BracketGenius
Prompt-engineered NCAA tournament prediction system that hit 73% game accuracy across 63 games of the 2026 tournament — within 2 points of the published academic benchmark.
The problem
March Madness is one of the most-studied prediction problems in sports analytics — and one of the hardest. The single-elimination format, neutral courts, and three-week window are designed to produce variance; even the best academic models top out around 75% game accuracy long-term. Most public-facing prediction tools either rely on a single metric or are black-box ensembles that can't explain a given pick. I wanted to test two things at once: (1) how far prompt engineering and LLM-driven reasoning could extend a domain-specific prediction formula, and (2) whether an explainable system — every pick traceable to specific weighted factors — could match opaque ensemble models. The shaping constraint was ground-truth evaluation: every prediction had to be made before tip-off and results tracked round by round.
The solution
Two formulas, layered with an LLM reasoning layer on top. The Game Formula — a 13-factor weighted composite (KenPom AdjEM, Seed base, ShotQuality, Kill-shot margin, Turnover margin, Guard BPR, Free-throw composite, Close-game win %, Coaching score, Trap score, Defensive rebound rank, Opponent 3PT defense, Injury adjustment). Composite differential is converted to win probability via a Bradley-Terry-style logistic: P(A wins) = 1 / (1 + 10^(-(CompA - CompB)/15)) The Champion Formula — a 3-gate Bayesian filter. Teams must clear thresholds for offensive efficiency, defensive efficiency, and strength of schedule before being scored against 14 enhancement factors. Of 81 teams, only 50 cleared all three gates. The Prompt Engineering Layer — formulas are deterministic; weights, edge cases, and matchup explanations were developed through iterative prompt sessions with Claude. The LLM acted as an iteration partner for tuning a deterministic system and as a narrator for the Head-to-Head explanations — never as the predictor itself.
Benefits
- 73.0% game accuracy across 63 games — within 2 points of the Sokol LRMC academic ceiling (~75%)
- Round of 64: 78.1% (25/32); Elite 8: 75%; Final Four: 100%; Championship correct (Michigan over UConn)
- Michigan (eventual champion) rated #5 of 81 teams pre-tournament; UConn (runner-up) at #9
- Iowa's Bennett Stirtz flagged as the upset threat by a custom March Marksman metric — the 9-seed Iowa over 8-seed Clemson pick hit, and Stirtz then took down defending champ Florida in R2
- 9-of-9 champions placed in the formula's top 3 across a 10-year pre-tournament backtest
- Every prediction traces back to specific factor weights — explainability is the feature, not a marketing line
Challenges & what I'd improve
Single-tournament sample (n=63) — the 73% number is real but it's one data point.
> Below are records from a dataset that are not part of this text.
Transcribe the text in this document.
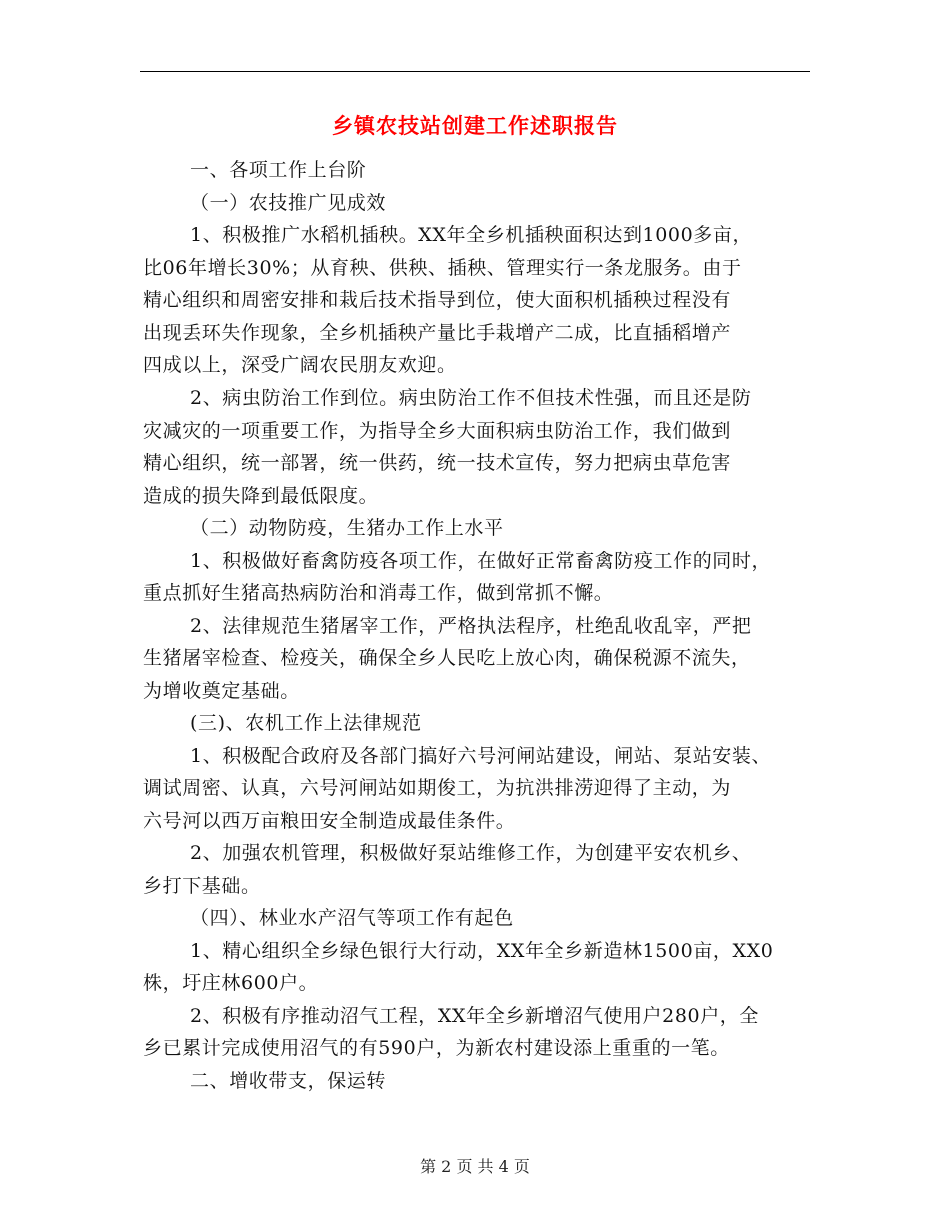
乡镇农技站创建工作述职报告
一、各项工作上台阶
（一）农技推广见成效
1、积极推广水稻机插秧。XX年全乡机插秧面积达到1000多亩，
比06年增长30%；从育秧、供秧、插秧、管理实行一条龙服务。由于
精心组织和周密安排和栽后技术指导到位，使大面积机插秧过程没有
出现丢环失作现象，全乡机插秧产量比手栽增产二成，比直插稻增产
四成以上，深受广阔农民朋友欢迎。
2、病虫防治工作到位。病虫防治工作不但技术性强，而且还是防
灾减灾的一项重要工作，为指导全乡大面积病虫防治工作，我们做到
精心组织，统一部署，统一供药，统一技术宣传，努力把病虫草危害
造成的损失降到最低限度。
（二）动物防疫，生猪办工作上水平
1、积极做好畜禽防疫各项工作，在做好正常畜禽防疫工作的同时，
重点抓好生猪高热病防治和消毒工作，做到常抓不懈。
2、法律规范生猪屠宰工作，严格执法程序，杜绝乱收乱宰，严把
生猪屠宰检查、检疫关，确保全乡人民吃上放心肉，确保税源不流失，
为增收奠定基础。
(三)、农机工作上法律规范
1、积极配合政府及各部门搞好六号河闸站建设，闸站、泵站安装、
调试周密、认真，六号河闸站如期俊工，为抗洪排涝迎得了主动，为
六号河以西万亩粮田安全制造成最佳条件。
2、加强农机管理，积极做好泵站维修工作，为创建平安农机乡、
乡打下基础。
（四）、林业水产沼气等项工作有起色
1、精心组织全乡绿色银行大行动，XX年全乡新造林1500亩，XX0
株，圩庄林600户。
2、积极有序推动沼气工程，XX年全乡新增沼气使用户280户，全
乡已累计完成使用沼气的有590户，为新农村建设添上重重的一笔。
二、增收带支，保运转
第 2 页 共 4 页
Factor weights came from prompt iteration against past tournaments, not regression on a held-out set, which is easy to overfit to recent memory. No recent-form weighting meant three of four R1 upset misses traced back to conference-tournament momentum the static database couldn't see. The Bayesian posterior is a defensible heuristic but hasn't been calibrated against Monte Carlo simulations. Next iteration: add a recent-form factor, calibrate the posterior against 10k simulations, automate the KenPom/ShotQuality refresh, and repeat the live test on the 2027 tournament.